Vymazal’s beliefs are backed by public polling which show 68% of citizens supportive of the medical use of psychedelics.
“Similarly, medical cannabis has been legal here since 2013, so the legalisation of medical psilocybin was framed by its supporters as simply an extension of an already existing approach: ‘It’ll work just like medical cannabis—there’s nothing to fear.’ That argument proved persuasive, especially when the bill was introduced by one of the most respected members of the Czech parliament.”
“The new law consists of the creation of a legal category for psilocybin for therapeutic use, allowing this substance to be administered primarily to patients suffering from depression and other defined mental health difficulties – anxiety, trauma etc. – by a qualified professional,” said Dleštíková, who took part in several government discussions on drug policy between 2022-24.
“We can say that Czechia is partially following the Australian model: the proposal aims to allow the administration of psilocybin as part of psychedelic-assisted therapy under very strict conditions. These include specific requirements regarding the healthcare facility, the medical professional’s expertise, and defined diagnoses.”
However, taking shrooms outside this therapeutic context – e.g. watching fairies prance around the forest – is still forbidden, Dleštíková added.
No Czech cannabis dispensaries… yet
The new reforms fall short of the original plan to create a commercial weed market like in Thailand or the United States, or even the more cautious members’ clubs system in Germany and Malta. According to Tom Vymazal, the reason was politics.
“There was an incident where someone in the lower house of parliament left a bag of cocaine in the toilet, the parliament security found it and the information somehow got to the media,” Vymazal explained.
“So Jindřich Vobořil [the former Czech drug czar] decided to comment on it saying that cocaine was always used in the lower house and that we should also legalise it.”
This comment led to Vobořil’s resignation, leaving the Czech drug czar position empty for now.
The incoming bill does mean that, in practice, those smoking recreationally and not growing their own will still have to continue using illegal sellers, or contend with various alternative cannabinoids such as HHC (hexahydrocannabinol), often sold in head shops – although it may soon be banned.
“For cannabis consumers, the new law finally means they can grow a small amount at home and consume it without fear.
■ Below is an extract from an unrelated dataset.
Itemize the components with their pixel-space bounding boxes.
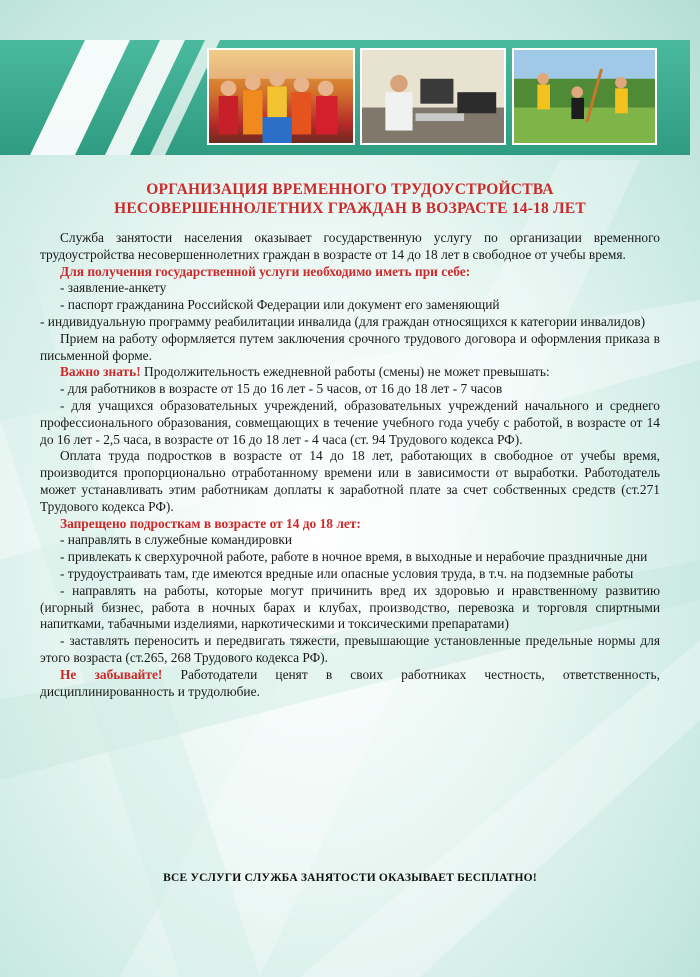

That sense of basic safety—being able to cultivate and use cannabis for personal needs without risking criminal charges—is probably the biggest change,” Vymazal commented.
“At the same time, the home possession limits are relatively generous—twice as high as in neighbouring Germany—which offers consumers more legal breathing room.”
There are still improvements to be made. The law on “spreading toxicomania” used to prosecute Robert Veverka, editor of Legalizace (Czechia’s equivalent to High Times magazine), remains in place. Prohibition will not be overturned in a day, but the stage seems to be set for further reforms on the horizon. However, years of campaigning and lobbying finally seem to finally be paying off.
“We’ve been working on this for a long time, often aiming higher than what seemed politically possible,” stated Vymazal.
“And while we don’t always reach our most ambitious goals, we at least tend to achieve something—whereas in other countries, bold reforms sometimes stall completely… So we can really be very, very happy that we achieved at least something given the circumstances.”
Perhaps it’s not for nothing that Czechia’s dialling code is +420.